Living in these conditions, asylum seekers in Germany have become very charitable towards each other. Unlike other European countries, here the sans papiers swap and share everything., from cooking utensils to cigarette stubs, medicines, clothes and money is even collected to pay whoever tidies up the room. This kind of solidarity is even more common among migrants originating from the same country or region or who speak the same language. It is not uncommon to find preachers either.

God, wedding and friends

The asylum seekers here visit four different Evangelical churches, not because they love God but because they hope they might find a woman willing to marry them, which would mean a guaranteed visa. “All is allowed when searching for the Grail” says Stanley, a Nigerian. “An illegal immigrant can’t afford the luxury of missing out on opportunities, even those that might present themselves in an Evangelical church”.
Stanley’s story offers another glimpse of the odyssey lived by illegal immigrants in Europe. Nigerian of origin, he arrived in Germany for the first time with a fake name, pretending to be a citizen of Sierra Leone. “At the time it was far easier to be granted refugee status if you were from Sierra Leone. But a lung infection forced me to return to Nigeria because the Germans didn’t want to look after me”. He waited for another six years before trying again. “I chose Norway because I knew that there were very lung doctors there”. While he waited to receive refugee status, Stanley managed to get by in Oslo with short term, under the table jobs.

Stanley and the EURODAC system

“But one day the Norwegian police arrested me. They had been following me for a while”. In prison he discovered that his fingerprints had been found on the EURODAC system, the European database based in Luxembourg that collects the fingerprints of all people seeking political asylum and who entered into Europe illegally. “Because Germany was my first point of entry, Germany was the country that had to deal with my request”.
Like all the other candidate-refugees, Stanley receives 41 euros to call his relatives or buy soap, toothpaste or clothes.

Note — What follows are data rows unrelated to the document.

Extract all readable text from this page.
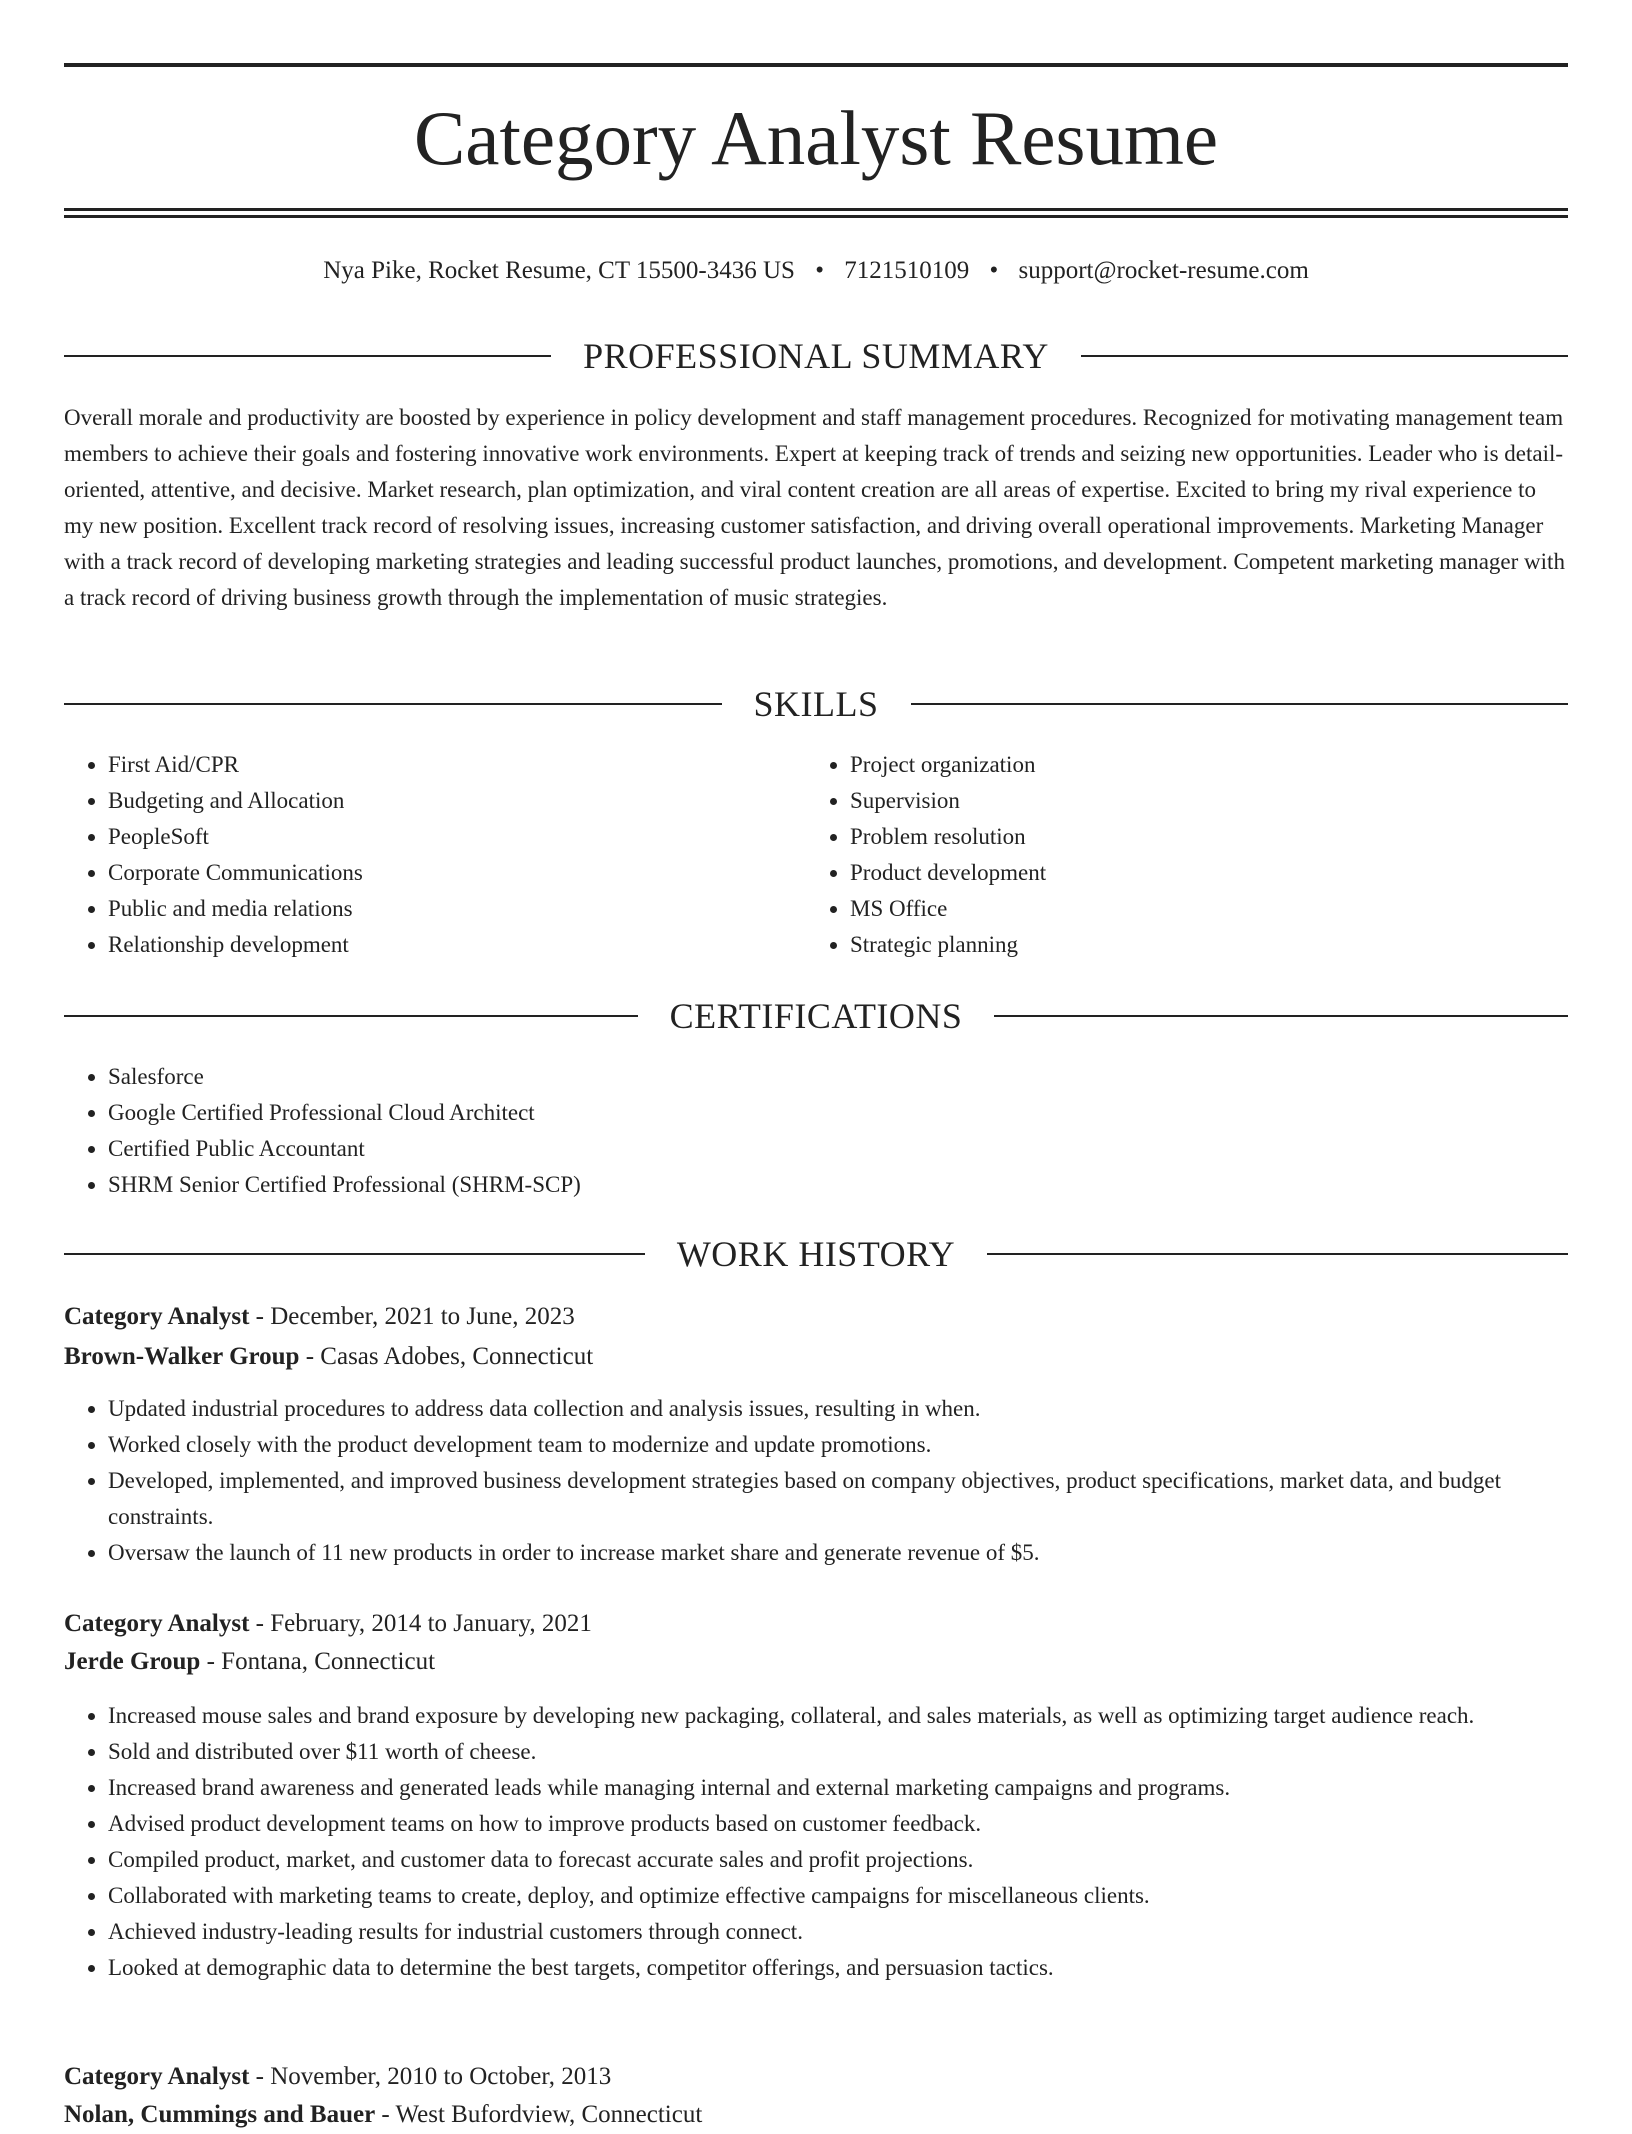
Category Analyst Resume
Nya Pike, Rocket Resume, CT 15500-3436 US • 7121510109 • support@rocket-resume.com
PROFESSIONAL SUMMARY

Overall morale and productivity are boosted by experience in policy development and staff management procedures. Recognized for motivating management team members to achieve their goals and fostering innovative work environments. Expert at keeping track of trends and seizing new opportunities. Leader who is detail-oriented, attentive, and decisive. Market research, plan optimization, and viral content creation are all areas of expertise. Excited to bring my rival experience to my new position. Excellent track record of resolving issues, increasing customer satisfaction, and driving overall operational improvements. Marketing Manager with a track record of developing marketing strategies and leading successful product launches, promotions, and development. Competent marketing manager with a track record of driving business growth through the implementation of music strategies.

SKILLS
• First Aid/CPR
• Budgeting and Allocation
• PeopleSoft
• Corporate Communications
• Public and media relations
• Relationship development
• Project organization
• Supervision
• Problem resolution
• Product development
• MS Office
• Strategic planning
CERTIFICATIONS
• Salesforce
• Google Certified Professional Cloud Architect
• Certified Public Accountant
• SHRM Senior Certified Professional (SHRM-SCP)
WORK HISTORY
Category Analyst - December, 2021 to June, 2023
Brown-Walker Group - Casas Adobes, Connecticut
• Updated industrial procedures to address data collection and analysis issues, resulting in when.
• Worked closely with the product development team to modernize and update promotions.
• Developed, implemented, and improved business development strategies based on company objectives, product specifications, market data, and budget constraints.
• Oversaw the launch of 11 new products in order to increase market share and generate revenue of $5.
Category Analyst - February, 2014 to January, 2021
Jerde Group - Fontana, Connecticut
• Increased mouse sales and brand exposure by developing new packaging, collateral, and sales materials, as well as optimizing target audience reach.
• Sold and distributed over $11 worth of cheese.
• Increased brand awareness and generated leads while managing internal and external marketing campaigns and programs.
• Advised product development teams on how to improve products based on customer feedback.
• Compiled product, market, and customer data to forecast accurate sales and profit projections.
• Collaborated with marketing teams to create, deploy, and optimize effective campaigns for miscellaneous clients.
• Achieved industry-leading results for industrial customers through connect.
• Looked at demographic data to determine the best targets, competitor offerings, and persuasion tactics.
Category Analyst - November, 2010 to October, 2013
Nolan, Cummings and Bauer - West Bufordview, Connecticut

But most people spend the money they receive on alcohol and cigarettes. “Drinking and smoking help me to deal with the stress and to forget about the horrible conditions I live in”, says Hamza. After all it took some of the refugees six years to get into Germany, without any kind of guarantee that they would eventually be allowed to stay legally. Many of them sold everything they owned, others are in a lot of debt. “I had to sell my business and borrow 3 thousand euros to get to Europe” says Hamza. Today I receive 50 euros a month and I am forced to stand in line for my food. What kind of a life is it?”.
Another thing illegal migrants have to think about is what story to make up to be granted refugee status. Often people are sent back to Africa because most asylum seekers are actually economic migrants who have no political reasons whatsoever for leaving but are simply looking to improve their quality of life. As they await authorization to stay in Europe, some illegal immigrants end up selling drugs or becoming prostitutes. “After all the risks we have been through to get here, it is the lesser evil” says Abou, a huge Gambian. “There are very few alternatives”.